I think it’s safe to suggest what probably happened over the course of time was that a lot of the difficulties began to resolve, a lot of the things they faced as parents, in terms of looking at their daughter and trying to be on call and available and have a realistic perspective, to give up the ghost a little bit, too. To say, “Let’s let her have her adult life.” A bit of their personal empty-nest experience was that suddenly they were left with each other and could see each other. What Loreen saw was the man that she loved and an advance in her professional career, the arrival at a tenured position, so coveted in the academic world, taking so much pressure off and sharing this with her partner. Conversely, what Tad sees looking through his very personal prism is the worst kaleidoscope imaginable, which is “This is not my life. This does not hold. I can’t do it for another minute.” What a shock.
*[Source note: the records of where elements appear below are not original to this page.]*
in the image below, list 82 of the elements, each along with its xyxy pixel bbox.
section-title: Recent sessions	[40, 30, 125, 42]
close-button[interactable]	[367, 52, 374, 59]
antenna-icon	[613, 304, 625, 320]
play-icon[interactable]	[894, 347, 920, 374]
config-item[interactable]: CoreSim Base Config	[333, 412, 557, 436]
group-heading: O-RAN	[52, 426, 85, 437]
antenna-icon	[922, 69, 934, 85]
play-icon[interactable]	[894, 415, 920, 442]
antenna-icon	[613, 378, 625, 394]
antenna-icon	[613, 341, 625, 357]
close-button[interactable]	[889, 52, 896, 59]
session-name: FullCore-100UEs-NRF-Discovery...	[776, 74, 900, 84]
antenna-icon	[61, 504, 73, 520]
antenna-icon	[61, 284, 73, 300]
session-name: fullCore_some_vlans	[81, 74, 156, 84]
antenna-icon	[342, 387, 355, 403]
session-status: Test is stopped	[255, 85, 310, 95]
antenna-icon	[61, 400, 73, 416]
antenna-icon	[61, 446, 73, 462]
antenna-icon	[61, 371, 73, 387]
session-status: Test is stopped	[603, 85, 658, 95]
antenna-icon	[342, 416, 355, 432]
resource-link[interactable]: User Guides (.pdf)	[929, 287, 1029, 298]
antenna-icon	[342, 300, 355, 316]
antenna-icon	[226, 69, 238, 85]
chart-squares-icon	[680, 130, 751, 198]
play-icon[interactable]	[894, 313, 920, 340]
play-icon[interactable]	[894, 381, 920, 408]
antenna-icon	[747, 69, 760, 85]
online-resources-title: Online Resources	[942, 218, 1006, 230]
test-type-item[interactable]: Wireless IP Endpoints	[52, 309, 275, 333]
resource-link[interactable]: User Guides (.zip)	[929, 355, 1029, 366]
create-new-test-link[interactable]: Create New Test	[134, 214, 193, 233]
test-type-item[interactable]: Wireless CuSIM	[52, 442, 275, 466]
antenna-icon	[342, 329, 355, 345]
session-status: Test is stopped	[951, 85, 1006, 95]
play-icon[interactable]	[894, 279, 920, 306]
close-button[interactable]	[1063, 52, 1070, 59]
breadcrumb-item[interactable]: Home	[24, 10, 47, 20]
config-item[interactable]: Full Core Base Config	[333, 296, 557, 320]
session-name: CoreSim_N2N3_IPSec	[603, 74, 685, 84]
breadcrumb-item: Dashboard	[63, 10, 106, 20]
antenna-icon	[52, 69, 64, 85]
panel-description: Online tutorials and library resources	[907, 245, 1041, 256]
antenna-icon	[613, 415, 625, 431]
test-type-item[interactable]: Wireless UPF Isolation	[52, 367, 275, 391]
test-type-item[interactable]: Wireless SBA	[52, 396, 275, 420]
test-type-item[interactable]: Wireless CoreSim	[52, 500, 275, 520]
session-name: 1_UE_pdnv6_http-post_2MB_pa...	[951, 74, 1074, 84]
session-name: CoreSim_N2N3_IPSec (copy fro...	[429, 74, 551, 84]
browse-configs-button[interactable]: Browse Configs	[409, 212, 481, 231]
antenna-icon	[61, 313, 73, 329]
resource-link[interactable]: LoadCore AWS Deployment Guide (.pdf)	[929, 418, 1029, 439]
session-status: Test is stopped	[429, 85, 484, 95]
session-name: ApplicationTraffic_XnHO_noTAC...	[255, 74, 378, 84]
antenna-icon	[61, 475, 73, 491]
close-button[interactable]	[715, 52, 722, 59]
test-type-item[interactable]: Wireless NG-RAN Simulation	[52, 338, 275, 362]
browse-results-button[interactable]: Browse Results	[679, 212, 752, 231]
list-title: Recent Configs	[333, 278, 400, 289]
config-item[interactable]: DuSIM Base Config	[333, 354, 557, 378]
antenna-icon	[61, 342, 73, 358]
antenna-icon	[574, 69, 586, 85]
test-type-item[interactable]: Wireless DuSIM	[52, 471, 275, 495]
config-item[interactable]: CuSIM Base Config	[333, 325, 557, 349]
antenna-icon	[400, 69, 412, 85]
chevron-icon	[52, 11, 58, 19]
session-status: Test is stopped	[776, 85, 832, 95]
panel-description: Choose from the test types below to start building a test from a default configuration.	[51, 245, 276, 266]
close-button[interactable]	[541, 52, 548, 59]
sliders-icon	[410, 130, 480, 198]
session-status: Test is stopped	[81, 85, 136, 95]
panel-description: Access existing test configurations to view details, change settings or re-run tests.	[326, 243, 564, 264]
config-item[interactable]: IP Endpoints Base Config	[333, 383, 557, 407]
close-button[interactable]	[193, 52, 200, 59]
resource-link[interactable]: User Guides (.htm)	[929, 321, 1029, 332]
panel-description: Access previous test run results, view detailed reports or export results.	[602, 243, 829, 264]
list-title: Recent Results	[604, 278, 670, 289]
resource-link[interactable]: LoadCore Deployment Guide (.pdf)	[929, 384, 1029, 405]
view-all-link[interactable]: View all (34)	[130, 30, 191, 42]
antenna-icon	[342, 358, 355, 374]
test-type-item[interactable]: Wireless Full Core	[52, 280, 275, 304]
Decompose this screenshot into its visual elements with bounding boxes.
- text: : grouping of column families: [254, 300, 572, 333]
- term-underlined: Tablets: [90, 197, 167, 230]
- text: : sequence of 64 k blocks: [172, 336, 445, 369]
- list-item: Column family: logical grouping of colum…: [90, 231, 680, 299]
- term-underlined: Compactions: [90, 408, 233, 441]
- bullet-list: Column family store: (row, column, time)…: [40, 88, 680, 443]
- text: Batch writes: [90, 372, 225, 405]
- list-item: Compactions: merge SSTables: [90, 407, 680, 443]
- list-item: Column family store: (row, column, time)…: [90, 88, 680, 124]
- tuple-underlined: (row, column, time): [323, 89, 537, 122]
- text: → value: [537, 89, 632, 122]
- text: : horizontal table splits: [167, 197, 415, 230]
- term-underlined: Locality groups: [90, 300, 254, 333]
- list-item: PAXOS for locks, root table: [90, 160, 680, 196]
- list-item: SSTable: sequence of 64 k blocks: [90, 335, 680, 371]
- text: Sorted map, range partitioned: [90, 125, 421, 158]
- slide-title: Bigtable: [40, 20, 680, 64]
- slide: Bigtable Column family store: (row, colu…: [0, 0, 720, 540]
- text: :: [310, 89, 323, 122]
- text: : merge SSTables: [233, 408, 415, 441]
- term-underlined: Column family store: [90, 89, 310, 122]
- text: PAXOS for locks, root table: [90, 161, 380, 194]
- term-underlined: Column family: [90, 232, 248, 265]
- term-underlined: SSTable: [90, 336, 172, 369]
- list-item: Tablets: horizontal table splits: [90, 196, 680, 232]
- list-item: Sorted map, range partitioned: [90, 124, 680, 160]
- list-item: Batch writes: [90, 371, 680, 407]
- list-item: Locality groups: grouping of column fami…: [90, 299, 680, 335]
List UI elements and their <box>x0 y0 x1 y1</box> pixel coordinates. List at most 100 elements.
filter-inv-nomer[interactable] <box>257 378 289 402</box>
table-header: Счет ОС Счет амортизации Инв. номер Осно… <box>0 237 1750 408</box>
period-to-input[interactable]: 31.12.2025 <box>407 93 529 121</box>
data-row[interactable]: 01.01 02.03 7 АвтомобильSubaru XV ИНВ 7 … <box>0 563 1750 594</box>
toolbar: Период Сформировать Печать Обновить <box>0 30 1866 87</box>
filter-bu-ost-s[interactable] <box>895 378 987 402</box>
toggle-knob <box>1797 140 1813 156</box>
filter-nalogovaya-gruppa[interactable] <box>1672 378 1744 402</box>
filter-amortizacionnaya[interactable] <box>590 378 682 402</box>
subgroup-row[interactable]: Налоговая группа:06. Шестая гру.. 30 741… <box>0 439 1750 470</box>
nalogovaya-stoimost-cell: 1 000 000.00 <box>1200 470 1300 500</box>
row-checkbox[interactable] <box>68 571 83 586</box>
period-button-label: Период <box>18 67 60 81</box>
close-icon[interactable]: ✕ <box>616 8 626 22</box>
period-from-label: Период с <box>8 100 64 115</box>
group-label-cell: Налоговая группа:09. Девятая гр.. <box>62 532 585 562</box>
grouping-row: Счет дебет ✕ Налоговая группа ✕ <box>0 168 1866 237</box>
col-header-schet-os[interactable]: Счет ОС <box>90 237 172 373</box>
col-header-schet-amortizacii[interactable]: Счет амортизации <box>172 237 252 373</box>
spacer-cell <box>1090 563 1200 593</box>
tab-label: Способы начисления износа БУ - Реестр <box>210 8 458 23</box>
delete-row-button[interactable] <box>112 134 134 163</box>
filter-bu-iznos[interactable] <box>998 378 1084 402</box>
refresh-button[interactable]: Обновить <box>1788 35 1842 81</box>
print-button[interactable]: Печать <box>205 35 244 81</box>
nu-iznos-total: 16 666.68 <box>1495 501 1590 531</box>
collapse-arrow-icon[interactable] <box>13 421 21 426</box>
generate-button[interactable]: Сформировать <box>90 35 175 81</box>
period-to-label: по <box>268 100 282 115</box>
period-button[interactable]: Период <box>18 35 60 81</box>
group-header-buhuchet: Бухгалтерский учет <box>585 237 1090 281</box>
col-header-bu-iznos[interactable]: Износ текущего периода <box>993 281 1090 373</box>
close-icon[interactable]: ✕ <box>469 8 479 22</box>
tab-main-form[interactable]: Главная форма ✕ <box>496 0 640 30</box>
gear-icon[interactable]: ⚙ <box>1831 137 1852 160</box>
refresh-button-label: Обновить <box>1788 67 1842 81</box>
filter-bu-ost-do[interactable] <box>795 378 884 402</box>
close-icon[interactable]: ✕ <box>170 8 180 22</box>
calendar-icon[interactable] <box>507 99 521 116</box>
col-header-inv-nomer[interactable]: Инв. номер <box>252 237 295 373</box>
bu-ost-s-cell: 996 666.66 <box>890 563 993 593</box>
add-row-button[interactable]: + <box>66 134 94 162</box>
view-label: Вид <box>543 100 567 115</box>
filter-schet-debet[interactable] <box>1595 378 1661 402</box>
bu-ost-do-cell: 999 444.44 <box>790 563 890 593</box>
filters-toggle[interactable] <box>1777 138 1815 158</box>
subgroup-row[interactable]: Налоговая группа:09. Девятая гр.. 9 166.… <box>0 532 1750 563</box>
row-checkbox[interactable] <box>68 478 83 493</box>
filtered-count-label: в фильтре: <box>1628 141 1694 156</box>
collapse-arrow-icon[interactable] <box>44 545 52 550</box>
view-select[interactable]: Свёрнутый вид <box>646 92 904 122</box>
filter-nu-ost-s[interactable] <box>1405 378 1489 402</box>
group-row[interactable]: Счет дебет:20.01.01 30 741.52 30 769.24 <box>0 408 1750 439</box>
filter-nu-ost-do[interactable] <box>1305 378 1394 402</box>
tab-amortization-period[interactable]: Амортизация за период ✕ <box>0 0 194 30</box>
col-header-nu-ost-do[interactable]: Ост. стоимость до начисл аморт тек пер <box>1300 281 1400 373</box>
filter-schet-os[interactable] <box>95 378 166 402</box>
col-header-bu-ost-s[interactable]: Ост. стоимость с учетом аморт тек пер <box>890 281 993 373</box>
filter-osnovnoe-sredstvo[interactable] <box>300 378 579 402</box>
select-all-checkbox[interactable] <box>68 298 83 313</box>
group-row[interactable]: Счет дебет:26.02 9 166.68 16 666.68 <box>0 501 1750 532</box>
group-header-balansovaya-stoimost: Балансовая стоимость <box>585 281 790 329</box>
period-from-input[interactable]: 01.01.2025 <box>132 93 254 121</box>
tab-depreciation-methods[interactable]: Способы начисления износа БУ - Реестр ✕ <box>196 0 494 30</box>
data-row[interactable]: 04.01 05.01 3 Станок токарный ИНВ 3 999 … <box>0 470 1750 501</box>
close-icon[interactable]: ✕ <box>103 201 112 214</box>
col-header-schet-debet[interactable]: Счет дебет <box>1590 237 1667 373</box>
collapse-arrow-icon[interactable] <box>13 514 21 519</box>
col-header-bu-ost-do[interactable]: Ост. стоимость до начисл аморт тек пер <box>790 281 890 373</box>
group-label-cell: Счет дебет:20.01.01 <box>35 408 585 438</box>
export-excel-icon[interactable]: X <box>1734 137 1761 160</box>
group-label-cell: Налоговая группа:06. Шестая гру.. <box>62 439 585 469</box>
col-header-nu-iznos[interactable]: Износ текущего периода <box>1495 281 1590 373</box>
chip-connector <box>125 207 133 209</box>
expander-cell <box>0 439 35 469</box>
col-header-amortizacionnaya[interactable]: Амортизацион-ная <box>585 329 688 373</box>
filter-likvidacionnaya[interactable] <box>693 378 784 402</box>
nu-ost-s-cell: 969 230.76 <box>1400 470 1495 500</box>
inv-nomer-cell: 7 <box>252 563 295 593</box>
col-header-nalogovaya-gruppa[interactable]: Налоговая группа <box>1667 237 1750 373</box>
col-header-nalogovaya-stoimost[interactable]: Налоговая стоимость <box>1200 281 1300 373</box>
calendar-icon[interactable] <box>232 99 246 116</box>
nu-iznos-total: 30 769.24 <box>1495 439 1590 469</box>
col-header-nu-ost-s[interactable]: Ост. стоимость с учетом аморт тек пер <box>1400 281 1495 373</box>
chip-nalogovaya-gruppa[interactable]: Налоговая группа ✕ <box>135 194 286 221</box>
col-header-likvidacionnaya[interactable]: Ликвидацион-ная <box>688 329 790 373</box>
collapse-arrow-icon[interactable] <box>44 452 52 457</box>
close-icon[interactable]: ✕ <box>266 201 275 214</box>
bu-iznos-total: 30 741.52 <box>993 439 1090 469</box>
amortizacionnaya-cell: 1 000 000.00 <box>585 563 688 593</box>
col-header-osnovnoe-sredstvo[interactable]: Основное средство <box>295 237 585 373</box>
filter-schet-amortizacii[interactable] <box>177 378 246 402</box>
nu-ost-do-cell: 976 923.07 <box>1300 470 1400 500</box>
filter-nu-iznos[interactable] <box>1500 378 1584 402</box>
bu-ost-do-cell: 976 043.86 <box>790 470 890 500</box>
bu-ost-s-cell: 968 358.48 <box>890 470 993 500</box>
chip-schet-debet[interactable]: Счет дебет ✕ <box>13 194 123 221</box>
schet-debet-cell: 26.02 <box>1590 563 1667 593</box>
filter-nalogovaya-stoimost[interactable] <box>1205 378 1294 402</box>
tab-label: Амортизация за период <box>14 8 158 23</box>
Arguably, he might have been more shocked than anyone, at the sudden insistence of his will upon himself and what suddenly became a very, very awkward relationship with himself. What I think is so unimaginably truthful in what Lena and Jenni and Murray Miller and Paul Simms and Bruce Kaplan crafted, which is to say, “We’re going to take this man to this incredibly truthful point, and there’s no glory in it. There’s no glamour in it. There’s no safe place.” What? That’s where you go for your safety. You say, “This is what I am. I am woman hear me roar, or I’m gay, deal with it.” Throw off the shackles, no, he puts them on. This imprisons him in a way that I could never have imagined possible. It’s not comfortable to play. It’s easy to play; I have no trepidation about going in and playing it, but personally, it’s very unsettling.

I’m okay with that, but what I have learned in living with this wonderful woman who’s my wife through the filming of this, after all these happy years on Girls, I just came home over and over again during the six episodes feeling very unsettled. Some grievous thing had settled upon me. While filming Girls?! Playing lovable, adorable, gentle, kind, compassionate Tad? Silly, goofy Tad? Saying teasing, sarcastic things where Loreen has to say, “Oh Tad, stop it. Oh, she didn’t mean that.” That familiar place that I had lived in has been taken away.

Knowing that you don’t know where we’re going with Tad, where do you hope we’re going? Where would you like to see his character arc go?
Well, there’s almost a moral calculus here, which is that it can’t get worse. And sometimes in life we find out that before anything can get better it has to get as bad as it can be. I don’t know where that bad is, but we sure have crept up on it. You haven’t seen the tenth episode, but I filmed it. I have a little advance knowledge. Speaking personally, things will get better. I don’t know how that will develop, but I know that it will.